25 de abril de 2014

De mucho y nada en la misma noche.

Crónica del Spring Break Festival 2014 en Santander.

Como ya os contábamos hace unos días, el miércoles pasado se celebró el Spring Break Festival en Santander, una mezcla un poco extraña de rock-indie-electrónica-partido Barça-Madrid.

Fue una noche rara (sí, me repito, pero es que es la palabra). Dos escenarios, bueno, un escenario en el interior de la sala y una carpa Red Bull en el exterior con dj’s. Y una pantalla con todo el previo y el partido de final de copa a un lateral del Escenario Santander, cosa que para mí sobró mucho. Entiendo que la organización mire por la asistencia de la gente al evento que ese es el fin de estas cosas, pero no lo comparto, me parece una falta total de respeto hacia el grupo que estaba en el escenario en el momento del partido.

La tarde empezó flojita, dj’s tanto en el exterior y en el interior y poca gente por allí. Tras esta primera actuación – contacto salen al escenario Kitai. Yo nunca les había visto y me quedé sin palabras. No es que me engancharan, sinceramente, quizás porque el sonido era un poco regular. Lo que no puedo negar es que tienen un rollazo, sonaban muy fuerte, sin importarles si había mucho o poco público lo dieron todo. Hay gente que tiene fuego dentro, y Alex, el cantante, lo tiene. Y bailes raros, muy a lo Mick Jagger.
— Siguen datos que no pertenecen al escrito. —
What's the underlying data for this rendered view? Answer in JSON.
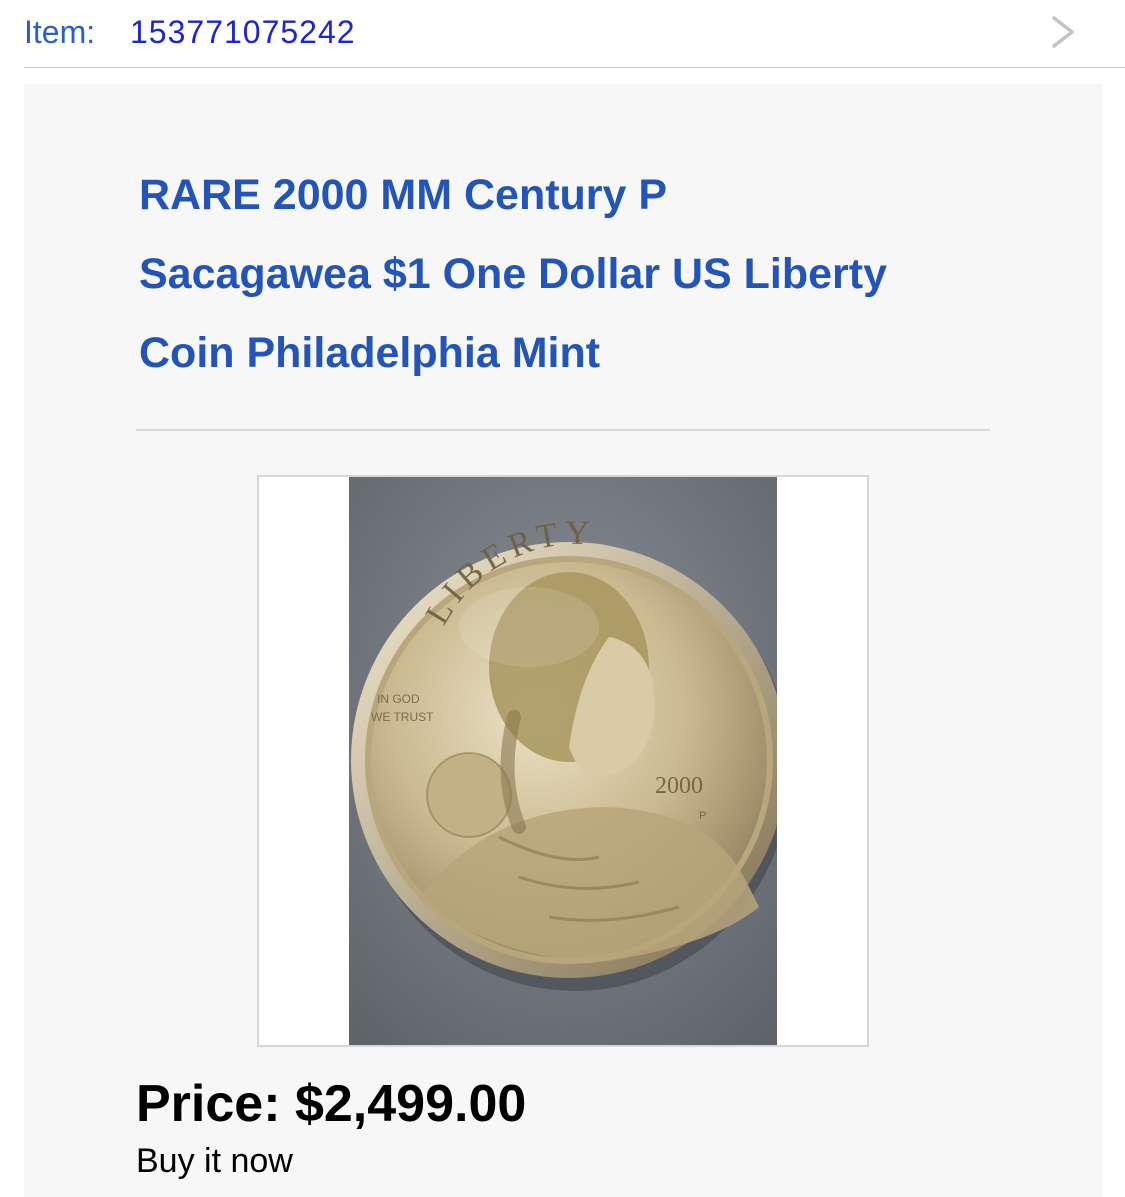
{
  "item": {
    "label": "Item:",
    "number": "153771075242",
    "chevron_icon": "chevron-right-icon"
  },
  "listing": {
    "title": "RARE 2000 MM Century P Sacagawea $1 One Dollar US Liberty Coin Philadelphia Mint",
    "image": {
      "subject": "Sacagawea dollar coin photo",
      "coin_text_liberty": "LIBERTY",
      "coin_text_motto_line1": "IN GOD",
      "coin_text_motto_line2": "WE TRUST",
      "coin_text_year": "2000",
      "coin_text_mint": "P"
    },
    "price": "Price: $2,499.00",
    "buy_format": "Buy it now"
  },
  "colors": {
    "link_blue": "#2a5fc4",
    "item_number_blue": "#1a25d6",
    "title_blue": "#2354b8",
    "card_background": "#f7f7f7"
  }
}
Extravagancia.

Después vino lo que fue para mí el plato fuerte, Dinero. A Y. Que no es porque a mí me gusten, que sí, pero es que se salieron ahí arriba. Sobre hora y medio de concierto con la intensidad al máximo. Contundente, canciones con fuerza, rabia, sudor, con un genio a la batería, un gran peso sobre el bajo y una guitarra que te disparaba a la cabeza. La gente queríamos caña y nos dieron dos tazas. El momento mecheros con Autoafirmación fue precioso, y el fin de fiesta En invierno digno de un buen ataquito al corazón. He de mencionar que durante el show gran parte de los allí presentes sólo estaban viendo el partido de fútbol, se les oía cantar los goles e incluso pedían que se apagara la música siendo ésta la razón principal del evento. Y les odié mucho y fuerte. Eso sí, pena me da que no saben disfrutar de la música y solo van a emborracharse y a moverse sin sentido mientras suena música electrónica.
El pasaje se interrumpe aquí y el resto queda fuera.